Um den «Erfolg» seiner umstrittenen Massnahme zu feiern, begab sich der US-Präsident am Dienstag mit Vertrauten wie Vizepräsident JD Vance zum Nachtessen in ein bekanntes «Steak und Seafood»-Restaurant. Doch selbst dort holte ihn die Affäre Epstein ein. «Das ist nicht meine Unterschrift, das ist nicht meine Sprache. Es ist Unsinn», sagte er zu Reportern.
Konkret ging es um eine anzügliche Zeichnung aus einem Buch zu Epsteins 50. Geburtstag 2003, die Trump angefertigt haben soll. Das «Wall Street Journal» hatte im Juli darüber berichtet, worauf der Präsident ihre Existenz bestritt und die Zeitung, die dem rechten Verleger Rupert Murdoch gehört, auf zehn Milliarden Dollar Schadenersatz verklagte.
Am Montag jedoch veröffentlichten demokratische Kongressabgeordnete das ominöse Buch samt der Zeichnung. Sie entspricht exakt der Beschreibung des WSJ. Seither befindet sich das Weisse Haus im Abwehrmodus. Pressesprecherin Karoline Leavitt beschuldigte die Demokraten, sie würden einen «Hoax» inszenieren, um den Präsidenten zu verleumden.
Wie ihr Chef behaupteten Leavitt und andere Mitarbeiter, die Unterschrift auf der Zeichnung stamme nicht von Trump. MAGA-Influencer wie Benny Johnson und Charlie Kirk stimmten in diesen Chor ein und sprachen von einem Fake, doch CNN konnte verschiedene Trump-Signaturen auftreiben, deren Ähnlichkeit mit jener auf dem Epstein-Geburtstagsbrief offensichtlich ist.
Nach der Enthüllung des «Wall Street Journal» hatte Donald Trump auch behauptet, er habe noch nie ein Bild gezeichnet. Doch auch das lässt sich leicht widerlegen. Tatsächlich hat er viele Zeichnungen angefertigt und unter anderem für wohltätige Zwecke versteigern lassen. Es sind eindeutige Indizien, dass auch der Brief an Epstein aus seiner Hand stammt.

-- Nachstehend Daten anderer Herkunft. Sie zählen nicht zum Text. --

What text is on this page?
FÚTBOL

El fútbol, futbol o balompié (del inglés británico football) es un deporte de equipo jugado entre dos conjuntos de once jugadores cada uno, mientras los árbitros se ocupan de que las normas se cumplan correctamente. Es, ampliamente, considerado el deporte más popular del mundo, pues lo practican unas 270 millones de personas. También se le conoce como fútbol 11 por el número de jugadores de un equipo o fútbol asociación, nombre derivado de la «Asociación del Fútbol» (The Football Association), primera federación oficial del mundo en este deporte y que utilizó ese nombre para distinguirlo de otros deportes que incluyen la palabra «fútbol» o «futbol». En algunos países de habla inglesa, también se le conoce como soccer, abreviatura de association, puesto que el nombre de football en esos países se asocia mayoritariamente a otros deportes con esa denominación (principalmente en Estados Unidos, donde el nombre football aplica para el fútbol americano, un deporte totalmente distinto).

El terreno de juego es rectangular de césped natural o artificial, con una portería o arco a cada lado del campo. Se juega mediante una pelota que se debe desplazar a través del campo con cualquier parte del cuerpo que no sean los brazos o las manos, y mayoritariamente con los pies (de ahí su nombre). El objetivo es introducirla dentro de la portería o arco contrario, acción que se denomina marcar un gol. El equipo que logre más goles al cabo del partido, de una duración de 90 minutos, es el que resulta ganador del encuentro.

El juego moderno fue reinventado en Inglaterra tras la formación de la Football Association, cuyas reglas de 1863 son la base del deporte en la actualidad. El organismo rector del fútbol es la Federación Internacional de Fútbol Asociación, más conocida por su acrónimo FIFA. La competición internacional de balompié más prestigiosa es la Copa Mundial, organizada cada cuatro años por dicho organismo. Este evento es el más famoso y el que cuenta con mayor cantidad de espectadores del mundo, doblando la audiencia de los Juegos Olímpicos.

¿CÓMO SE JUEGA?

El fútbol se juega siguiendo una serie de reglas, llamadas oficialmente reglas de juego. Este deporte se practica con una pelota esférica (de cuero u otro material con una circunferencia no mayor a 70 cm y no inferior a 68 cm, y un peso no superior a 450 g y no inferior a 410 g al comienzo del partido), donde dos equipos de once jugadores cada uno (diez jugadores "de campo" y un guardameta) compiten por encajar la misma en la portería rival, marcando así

Für CNN ergibt sich daraus ein Muster: Immer wieder hätten der Präsident und seine Entourage versucht, vom Epstein-Skandal abzulenken und ihn versanden zu lassen. Erreicht hätten sie das exakte Gegenteil: «Manchmal hat man das Gefühl, sie legten es darauf an, ihn am Leben zu halten», kommentierte der Nachrichtensender süffisant.
Als Beispiel erwähnt CNN Jeffrey Epsteins ehemalige Vertraute und «Zuhälterin» Ghislaine Maxwell, die unter anderem wegen Menschenhandels und Missbrauchs von Minderjährigen zu 20 Jahren Gefängnis verurteilt wurde. Nach einem Gespräch mit dem stellvertretenden Justizminister Todd Blanche wurde sie in eine Anstalt mit niedrigster Sicherheitsstufe verlegt.
Dies liess die Vermutung aufkommen, es habe sich um eine Gegenleistung dafür gehandelt, dass Maxwell den Präsidenten in dem Gespräch weitgehend entlastet hatte. Einer ihrer Anwälte deutete dies am Montag auf CNN zumindest an, doch die Regierung «mauert». Dabei wird selbst über eine Begnadigung von Ghislaine Maxwell spekuliert.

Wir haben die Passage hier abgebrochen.